Yeni bir araştırmaya göre, gençlerin ruh sağlığı açısından sosyal medyayı kullanmak, 1990’larda televizyon izlemekten daha olmadığı görüldü.
Oxford Üniversitesi’nden araştırmacılar, İngiltere ve ABD’deki 430 binden fazla gencin zihinsel durumunu değerlendirmek için üç büyük anketten elde edilen verileri kullandı. Sonuçlarda, yeni teknolojinin, özellikle de sosyal medyanın gençler arasında depresyon ve kaygı gibi bir dizi akıl sağlığı sorunun azalmasını sağladığı görüldü.
İngiltere’de yer alan Oxford Üniversitesi tarafından yayımlanan yeni bir araştırmaya göre, teknolojinin çocuk ve gençlerin akıl sağlığına zararlı olduğuna dair uzun süredir devam eden varsayım geçerli değil.
30 Yıl boyunca 430 bini aşkın ergen incelendi
Clinical Psychological Science adl bilimsel dergide yayımlanan çalışma kapsamında 1991 yılına kadar uzanan 3 büyük anketin sonuçları kullanıldı ve 30 yıllık süre boyunca araştırmaya İngiltere ve ABD’den 430 binden fazla ergen katıldı.
Depresyon ve duygusal sorunlar gibi ruh sağlığı göstergelerini televizyon izleme, sosyal medya kullanımı ve akıllı telefon kullanımı ile karşılaştıran araştırmacılar, incelenen otuz yıllık süre boyunca anketleri dolduranlarda televizyon ve sosyal medya kullanımı ile depresyon arasındaki ilişkide düşüş buldu. Fakat, aynı dönemde bazı ergenlerde duygusal sorunlar ve sosyal medya kullanımı arasındaki ilişkide küçük bir artış olsa da araştırmacılar değişikliğin oldukça küçük olduğunu ifade etti.

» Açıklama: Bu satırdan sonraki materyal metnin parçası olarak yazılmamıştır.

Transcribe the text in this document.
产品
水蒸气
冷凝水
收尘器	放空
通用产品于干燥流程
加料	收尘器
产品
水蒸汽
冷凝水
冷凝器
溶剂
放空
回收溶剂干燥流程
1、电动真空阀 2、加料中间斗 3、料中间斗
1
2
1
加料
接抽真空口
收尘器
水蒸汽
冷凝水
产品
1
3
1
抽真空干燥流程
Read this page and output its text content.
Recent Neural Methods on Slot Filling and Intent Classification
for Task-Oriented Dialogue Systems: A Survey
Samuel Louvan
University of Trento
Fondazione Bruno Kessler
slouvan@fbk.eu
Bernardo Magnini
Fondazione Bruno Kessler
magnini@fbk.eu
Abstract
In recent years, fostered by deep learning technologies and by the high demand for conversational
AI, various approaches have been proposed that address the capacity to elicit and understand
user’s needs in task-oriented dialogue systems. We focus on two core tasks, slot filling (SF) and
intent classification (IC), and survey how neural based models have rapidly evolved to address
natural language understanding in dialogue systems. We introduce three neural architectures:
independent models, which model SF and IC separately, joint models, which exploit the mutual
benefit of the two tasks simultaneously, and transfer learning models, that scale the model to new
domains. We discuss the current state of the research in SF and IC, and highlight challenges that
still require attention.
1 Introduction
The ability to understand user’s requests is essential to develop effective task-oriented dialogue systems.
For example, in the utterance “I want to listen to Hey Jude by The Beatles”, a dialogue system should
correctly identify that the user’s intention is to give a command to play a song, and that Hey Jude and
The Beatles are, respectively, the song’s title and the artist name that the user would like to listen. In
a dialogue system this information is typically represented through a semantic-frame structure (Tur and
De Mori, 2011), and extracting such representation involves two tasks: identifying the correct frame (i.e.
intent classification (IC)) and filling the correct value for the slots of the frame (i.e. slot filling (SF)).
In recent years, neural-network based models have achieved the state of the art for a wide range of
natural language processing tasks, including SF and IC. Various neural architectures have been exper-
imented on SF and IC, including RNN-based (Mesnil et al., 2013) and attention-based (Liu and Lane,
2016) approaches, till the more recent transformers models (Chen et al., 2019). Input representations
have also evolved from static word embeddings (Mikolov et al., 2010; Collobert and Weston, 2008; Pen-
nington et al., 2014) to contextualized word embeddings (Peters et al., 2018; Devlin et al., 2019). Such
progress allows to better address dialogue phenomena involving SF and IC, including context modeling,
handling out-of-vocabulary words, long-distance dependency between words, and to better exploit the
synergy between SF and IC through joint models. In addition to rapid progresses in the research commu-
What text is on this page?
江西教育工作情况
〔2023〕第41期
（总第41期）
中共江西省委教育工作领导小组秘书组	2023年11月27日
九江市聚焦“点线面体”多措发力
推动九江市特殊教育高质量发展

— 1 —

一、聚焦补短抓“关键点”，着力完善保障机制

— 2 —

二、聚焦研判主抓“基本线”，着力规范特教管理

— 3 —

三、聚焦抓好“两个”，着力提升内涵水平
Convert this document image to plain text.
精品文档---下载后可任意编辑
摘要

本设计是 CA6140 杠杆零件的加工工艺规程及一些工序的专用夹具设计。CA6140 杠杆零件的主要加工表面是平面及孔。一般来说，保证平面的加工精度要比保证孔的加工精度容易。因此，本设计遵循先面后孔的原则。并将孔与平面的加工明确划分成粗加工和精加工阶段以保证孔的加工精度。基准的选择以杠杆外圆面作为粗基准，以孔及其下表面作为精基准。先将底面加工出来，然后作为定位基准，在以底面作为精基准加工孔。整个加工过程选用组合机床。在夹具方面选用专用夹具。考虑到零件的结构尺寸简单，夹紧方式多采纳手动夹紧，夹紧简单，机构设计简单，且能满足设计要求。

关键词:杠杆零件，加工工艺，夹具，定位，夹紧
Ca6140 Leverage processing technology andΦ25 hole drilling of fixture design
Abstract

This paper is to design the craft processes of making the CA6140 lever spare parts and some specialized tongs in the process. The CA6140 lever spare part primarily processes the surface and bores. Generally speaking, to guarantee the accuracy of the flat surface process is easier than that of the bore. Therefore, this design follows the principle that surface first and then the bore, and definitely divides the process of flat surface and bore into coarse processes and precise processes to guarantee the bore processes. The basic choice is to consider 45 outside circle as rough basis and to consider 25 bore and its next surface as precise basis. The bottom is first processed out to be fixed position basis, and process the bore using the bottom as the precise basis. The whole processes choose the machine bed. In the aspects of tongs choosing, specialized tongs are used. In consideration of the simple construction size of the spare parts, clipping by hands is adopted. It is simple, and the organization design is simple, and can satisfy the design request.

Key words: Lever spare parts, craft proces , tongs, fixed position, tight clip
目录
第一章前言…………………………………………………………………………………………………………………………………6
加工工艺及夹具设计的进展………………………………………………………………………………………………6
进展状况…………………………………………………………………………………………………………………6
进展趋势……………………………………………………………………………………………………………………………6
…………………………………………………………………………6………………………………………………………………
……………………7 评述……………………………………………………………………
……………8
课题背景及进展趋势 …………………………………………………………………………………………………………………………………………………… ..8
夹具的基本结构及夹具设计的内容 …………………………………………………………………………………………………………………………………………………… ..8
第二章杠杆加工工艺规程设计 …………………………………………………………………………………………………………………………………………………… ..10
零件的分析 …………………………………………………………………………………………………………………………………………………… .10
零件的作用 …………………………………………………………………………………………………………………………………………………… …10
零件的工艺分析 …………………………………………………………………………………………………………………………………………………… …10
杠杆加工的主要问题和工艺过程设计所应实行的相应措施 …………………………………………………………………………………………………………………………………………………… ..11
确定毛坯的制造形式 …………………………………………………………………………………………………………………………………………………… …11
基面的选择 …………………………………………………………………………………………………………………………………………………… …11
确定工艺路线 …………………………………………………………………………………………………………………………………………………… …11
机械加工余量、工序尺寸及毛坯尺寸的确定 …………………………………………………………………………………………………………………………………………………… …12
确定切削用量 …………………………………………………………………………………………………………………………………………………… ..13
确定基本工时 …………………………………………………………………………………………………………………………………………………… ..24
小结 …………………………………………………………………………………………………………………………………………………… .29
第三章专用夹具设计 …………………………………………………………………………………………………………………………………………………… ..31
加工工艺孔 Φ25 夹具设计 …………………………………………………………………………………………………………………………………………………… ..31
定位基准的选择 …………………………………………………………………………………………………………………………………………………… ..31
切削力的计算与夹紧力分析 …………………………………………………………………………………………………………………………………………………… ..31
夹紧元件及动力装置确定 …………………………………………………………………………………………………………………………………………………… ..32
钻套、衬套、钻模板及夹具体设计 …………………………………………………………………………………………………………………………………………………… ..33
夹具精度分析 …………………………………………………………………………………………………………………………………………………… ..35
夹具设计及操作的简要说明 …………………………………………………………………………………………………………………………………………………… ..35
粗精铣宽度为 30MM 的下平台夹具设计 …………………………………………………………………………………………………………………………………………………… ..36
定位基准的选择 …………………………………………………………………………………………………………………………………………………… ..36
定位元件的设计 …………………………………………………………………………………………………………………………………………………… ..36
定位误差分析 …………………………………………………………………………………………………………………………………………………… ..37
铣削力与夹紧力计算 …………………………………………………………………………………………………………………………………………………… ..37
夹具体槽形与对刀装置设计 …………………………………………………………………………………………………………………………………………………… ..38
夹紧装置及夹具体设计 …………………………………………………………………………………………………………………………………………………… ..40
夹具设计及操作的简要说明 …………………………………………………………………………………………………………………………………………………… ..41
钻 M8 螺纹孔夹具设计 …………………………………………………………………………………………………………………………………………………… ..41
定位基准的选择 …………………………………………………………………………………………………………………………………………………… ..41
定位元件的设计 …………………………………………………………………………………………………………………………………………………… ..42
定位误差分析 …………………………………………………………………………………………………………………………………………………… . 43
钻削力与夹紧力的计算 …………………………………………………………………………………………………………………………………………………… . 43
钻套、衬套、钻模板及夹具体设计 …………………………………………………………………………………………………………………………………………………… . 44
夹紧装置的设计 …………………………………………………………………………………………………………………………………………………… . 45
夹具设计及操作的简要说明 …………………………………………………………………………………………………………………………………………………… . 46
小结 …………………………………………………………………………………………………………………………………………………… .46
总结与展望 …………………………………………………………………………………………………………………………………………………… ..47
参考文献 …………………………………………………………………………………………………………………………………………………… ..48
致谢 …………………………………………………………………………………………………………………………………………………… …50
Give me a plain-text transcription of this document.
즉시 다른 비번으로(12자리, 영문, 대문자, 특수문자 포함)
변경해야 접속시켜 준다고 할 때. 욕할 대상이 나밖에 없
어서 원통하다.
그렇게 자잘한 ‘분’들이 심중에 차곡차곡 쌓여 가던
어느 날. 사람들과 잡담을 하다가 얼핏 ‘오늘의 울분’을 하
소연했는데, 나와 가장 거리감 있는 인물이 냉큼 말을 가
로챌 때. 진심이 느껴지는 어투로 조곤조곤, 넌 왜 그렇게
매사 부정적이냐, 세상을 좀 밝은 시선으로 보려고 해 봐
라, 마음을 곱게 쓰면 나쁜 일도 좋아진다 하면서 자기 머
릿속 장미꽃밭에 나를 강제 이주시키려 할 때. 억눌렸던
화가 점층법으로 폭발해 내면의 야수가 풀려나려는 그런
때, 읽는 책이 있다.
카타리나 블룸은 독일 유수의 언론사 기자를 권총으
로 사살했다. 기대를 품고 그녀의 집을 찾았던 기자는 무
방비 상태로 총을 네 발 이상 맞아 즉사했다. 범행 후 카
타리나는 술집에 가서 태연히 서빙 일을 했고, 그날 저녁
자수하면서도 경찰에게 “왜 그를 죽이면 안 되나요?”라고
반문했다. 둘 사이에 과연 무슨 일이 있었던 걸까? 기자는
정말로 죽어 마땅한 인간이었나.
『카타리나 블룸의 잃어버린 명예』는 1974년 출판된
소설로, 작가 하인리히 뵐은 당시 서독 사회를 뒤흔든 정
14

Bilimsel açıdan sosyal medyanın gençlerin ruh sağlığını bozduğuna dair bir kanıt yok
Bilim insanları, sosyal medya platformlarının ve akıllı cihazların ergenler için zararlı olduğuna dair yaygın olarak kullanılan argümanın mevcut veriler ve araştırmalarla doğrulanmadığını vurguladı.
Çalışmanın kıdemli yazarı Profesör Andy Przybylski, gençlerin teknoloji kullanımı ile akıl sağlığı arasındaki ilişki hakkında kesin bir sonuca varılmasının mümkün olmadığını belirterek “gençlerin teknoloji kullanımına ilişkin politika veya düzenleme yapmak için kesinlikle çok erken” ifadelerinin kullandı.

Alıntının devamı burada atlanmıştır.